I vecchi, con il loro senno, sono il sostegno dello Stato

Quam palmam utinam di immortales, Scipio, tibi reservent, ut avi reliquias persequare! cuius a morte tertius hic et tricesimus annus est, sed memoriam illius viri omnes excipient anni consequentes. Anno ante me censorem mortuus est, novem annis post meum consulatum, cum consul iterum me consule creatus esset. Num igitur, si ad centesimum annum vixisset, senectutis eum suae paeniteret? Nec enim excursione nec saltu nec eminus hastis aut comminus gladiis uteretur, sed consilio, ratione, sententia; quae nisi essent in senibus, non summum consilium maiores nostri appellassent senatum. Apud Lacedaemonios quidem ei, qui amplissimum magistratum gerunt, ut sunt, sic etiam nominantur senes. Quod si legere aut audire voletis externa, maximas res publicas ab adulescentibus labefactatas, a senibus sustentatas et restitutas reperietis.

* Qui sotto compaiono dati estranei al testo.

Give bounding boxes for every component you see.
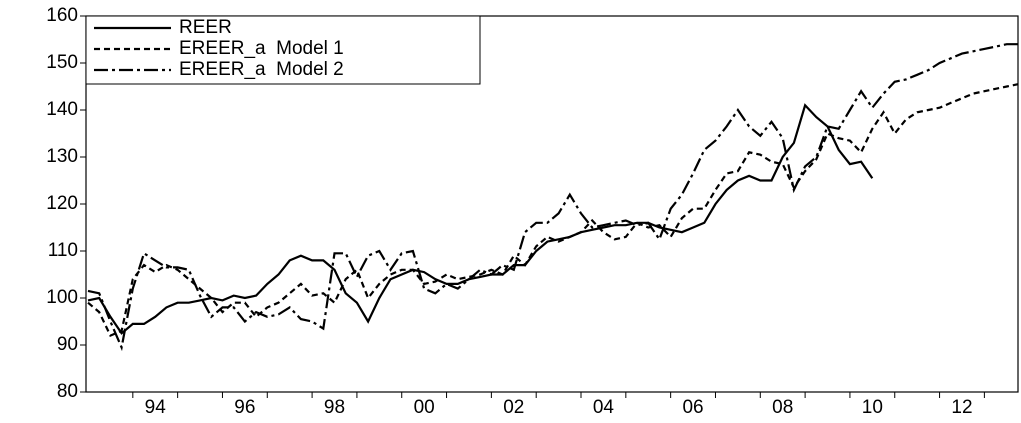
- y-tick-label: 130: [46, 146, 78, 167]
- series-line: [87, 103, 874, 335]
- legend-label: EREER_a Model 2: [179, 59, 344, 80]
- x-tick-label: 00: [414, 397, 435, 418]
- y-tick-label: 150: [46, 52, 78, 73]
- x-tick-label: 02: [503, 397, 524, 418]
- legend-label: REER: [179, 17, 232, 38]
- x-tick-label: 12: [951, 397, 972, 418]
- y-tick-label: 160: [46, 5, 78, 26]
- x-tick-label: 10: [862, 397, 883, 418]
- y-tick-label: 100: [46, 287, 78, 308]
- series-line: [87, 83, 1019, 338]
- x-tick-label: 04: [593, 397, 615, 418]
- x-tick-label: 06: [682, 397, 703, 418]
- y-tick-label: 140: [46, 99, 78, 120]
- y-tick-label: 80: [57, 381, 78, 402]
- x-tick-label: 94: [145, 397, 167, 418]
- x-tick-label: 96: [234, 397, 255, 418]
- series-line: [87, 43, 1018, 352]
- y-tick-label: 110: [48, 240, 78, 261]
- legend-label: EREER_a Model 1: [179, 38, 344, 59]
- x-tick-label: 08: [772, 397, 793, 418]
- y-tick-label: 90: [57, 334, 78, 355]
- y-tick-label: 120: [46, 193, 78, 214]
- x-tick-label: 98: [324, 397, 345, 418]
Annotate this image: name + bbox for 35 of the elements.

Esperienze di traduzione – Pag.166 n.6 – Cicerone

Vogliano gli dei immortali, o Scipione, riservarti questa palma, perché tu possa portare a termine l’impresa lasciata incompiuta di tuo nonno [Scipione l’Africano]! Dalla sua morte sono passati trentatré anni, ma tutti gli anni a venire serberanno il ricordo di quell’uomo. Morì l’anno prima che io divenissi censore, nove anni dopo il mio consolato e fu eletto console per la seconda volta mentre io ero console. Forse che se fosse vissuto fino a cento anni si sarebbe rammaricato della sua vecchiaia? Certo non avrebbe praticato la corsa, il salto, né il lancio del giavellotto o il corpo a corpo con le spade, ma il senno, l’intelletto, la capacità di giudizio. Se queste qualità non fossero presenti nei vecchi, i nostri antenati non avrebbero chiamato “senato” il supremo consesso. Inoltre presso gli Spartani coloro che reggono il più elevato magistero, come sono, così sono detti “anziani”. Se poi volete leggere o ascoltare la storia delle nazioni straniere, troverete che grandissimi Stati, mandati alla rovina dai giovani, dai vecchi sono stati sostenuti e rimessi in sesto.